僕の問いに対しツクヨミは、その顔を先ほどまでとは違う真剣なものに変えて。

 

 

「……改変前の本来の世界では、さっき言っていた今日あまのドラマに彼が出演した理由は復讐のためなんだよ。真犯人に辿り着く、手がかりである人物と接触するためにね?」

 

 

ツクヨミが話した内容に、この世界を変えてしまった原因である僕は何と反応していいかわからず言葉が出なかった。

 

 

そんな僕の姿を見たツクヨミは、純粋な感情で……まるでこちらを安心させるように優しく微笑み。

 

 

「別に君を責めてるわけじゃない、この復讐が消えた改変世界でも彼が今日あまに出た理由は有馬かなが心配だったから……ああそうか。君はまだ知らないんだったね?彼女を」

 

 

一応アクアの心の声で何度か名前には出てたぞ、彼女は重要な人物なのか?

 

 

「絶対に欠かせない人物だよ、まぁしかし世界というものは上手くできてるね?復讐がなくともアクアはドラマに出て有馬かなを救ったのさ。ここら辺はアイが生きている影響かな、彼自身の心も変化してるんだろう。しかも今後恋リアにも出るらしいし、MEMちょとの関わりも出来て黒川あかねも救える。アイが生きた上に、彼女らも救うというわけだ。この結果で君が気負う必要は微塵もない」

 

 

黒川あかねやMEMちょも有馬かなと同じように、アクアとルビーの2人にとって重要人物なのは理解できた。それにしても気負う必要はない、か……そこは良い悪いという理論ではないぞ。理由は過去に戻らない選択肢を選んだ時点で、僕は世界の改変の罪を背負ってしまったからな。だから安心してはいけないとわかっているが、その結果が良かった事に心のどこかで喜びを感じる自分自身を否定できなかった。

 

 

そしてツクヨミの話も終わって、再度瞬間移動で路地に飛び待たせてしまっている2人の元へ戻った。だが一つだけ、僕の中でアクアについて知りたい事ができており。

 

 

 

 

 

……アクア、どうして今日あまドラマ出演を決めたんだ?

 

 

ツクヨミから聞いた話では、改変前の世界でアクアが今日あまドラマに出た理由というのもアイを殺した奴に近づく復讐目的だったらしい。
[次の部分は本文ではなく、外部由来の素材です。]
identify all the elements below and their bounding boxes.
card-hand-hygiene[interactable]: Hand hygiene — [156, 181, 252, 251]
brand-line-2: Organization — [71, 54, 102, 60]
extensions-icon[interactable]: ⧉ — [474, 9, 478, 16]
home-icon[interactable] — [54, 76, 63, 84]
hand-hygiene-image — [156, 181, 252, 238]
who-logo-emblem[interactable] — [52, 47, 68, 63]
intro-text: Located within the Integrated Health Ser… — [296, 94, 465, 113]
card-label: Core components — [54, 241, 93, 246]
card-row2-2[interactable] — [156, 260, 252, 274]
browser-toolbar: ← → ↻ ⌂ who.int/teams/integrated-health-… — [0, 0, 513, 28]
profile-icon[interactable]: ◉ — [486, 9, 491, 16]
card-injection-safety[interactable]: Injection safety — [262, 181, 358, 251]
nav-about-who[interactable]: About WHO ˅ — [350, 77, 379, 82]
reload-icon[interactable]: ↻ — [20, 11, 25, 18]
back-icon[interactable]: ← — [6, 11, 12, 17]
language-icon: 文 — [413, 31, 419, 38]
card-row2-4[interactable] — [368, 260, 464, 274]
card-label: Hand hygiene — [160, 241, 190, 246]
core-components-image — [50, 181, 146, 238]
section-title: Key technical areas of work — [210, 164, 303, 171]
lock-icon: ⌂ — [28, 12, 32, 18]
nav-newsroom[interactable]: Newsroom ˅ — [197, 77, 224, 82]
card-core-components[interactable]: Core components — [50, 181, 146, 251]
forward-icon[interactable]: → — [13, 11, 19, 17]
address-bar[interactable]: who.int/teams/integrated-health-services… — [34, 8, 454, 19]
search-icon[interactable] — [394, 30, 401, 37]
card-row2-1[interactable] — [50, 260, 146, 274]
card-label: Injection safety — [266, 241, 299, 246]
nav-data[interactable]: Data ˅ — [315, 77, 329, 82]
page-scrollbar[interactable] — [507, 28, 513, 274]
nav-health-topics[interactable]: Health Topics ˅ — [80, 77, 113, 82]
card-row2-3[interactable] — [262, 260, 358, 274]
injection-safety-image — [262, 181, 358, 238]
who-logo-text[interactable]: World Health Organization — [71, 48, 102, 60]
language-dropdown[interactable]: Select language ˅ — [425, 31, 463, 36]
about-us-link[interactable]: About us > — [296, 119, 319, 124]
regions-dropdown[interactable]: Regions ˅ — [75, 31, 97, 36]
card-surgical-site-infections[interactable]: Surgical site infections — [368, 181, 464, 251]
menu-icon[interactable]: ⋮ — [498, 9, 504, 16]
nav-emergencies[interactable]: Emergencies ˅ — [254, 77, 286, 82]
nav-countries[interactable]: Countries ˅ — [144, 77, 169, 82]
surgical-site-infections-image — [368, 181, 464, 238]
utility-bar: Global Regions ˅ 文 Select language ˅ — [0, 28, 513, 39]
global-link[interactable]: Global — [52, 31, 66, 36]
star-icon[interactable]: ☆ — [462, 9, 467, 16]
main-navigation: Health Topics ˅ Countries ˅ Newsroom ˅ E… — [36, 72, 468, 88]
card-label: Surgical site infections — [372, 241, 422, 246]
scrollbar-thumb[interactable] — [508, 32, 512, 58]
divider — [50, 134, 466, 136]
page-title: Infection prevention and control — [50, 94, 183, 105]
でも今はアイが生きている世界、それなら彼の中に復讐心は存在しないはずだ。

 

 

「……悪い、そこは答えられない」

 

そんな僕の疑問に対しどうやらアクア的に言いずらい事らしく、断られてしまった。だが口で発しなくとも問題はない、まぁテレパシーで聞いてしまう事に申し訳なさを感じるが。

 

 

(俺が幼い頃に一度やった演技は、所詮ギャップが生んだものだ。自分に才能がない事もわかってるし、最初は有馬の誘いを断ろうとしたんだけどな)

 

 

「ふっ……アクアは頭が良いから周りは騙せるかもしれないけど、残念ながらママだけは誤魔化せないよ?本当は演技やりたいって顔に出てる。前から監督の所通ったり、いくつか作品にも出てたもんね。私将来アクアは自分を超える大人気で最高の役者さんになると思ってるから!だからアクアがドラマに出てるとこ見たいなーすっごく見たいな~!」

 

 

(そもそも俺が演技を続けたのは、幼い頃アイからアクアは将来役者さん?と言われたからなんだが……まぁつまり僕は一生どうしようもないほどアイのファンということだ。でも結果として有馬を救えたし、何だかんだドラマに出演してよかったと思える。俺を次の恋リアメンバーに入れやがった鏑木だけは許さねぇけど)

 

 

 

……聞けて良かったと、素直にそう思える答えだったな。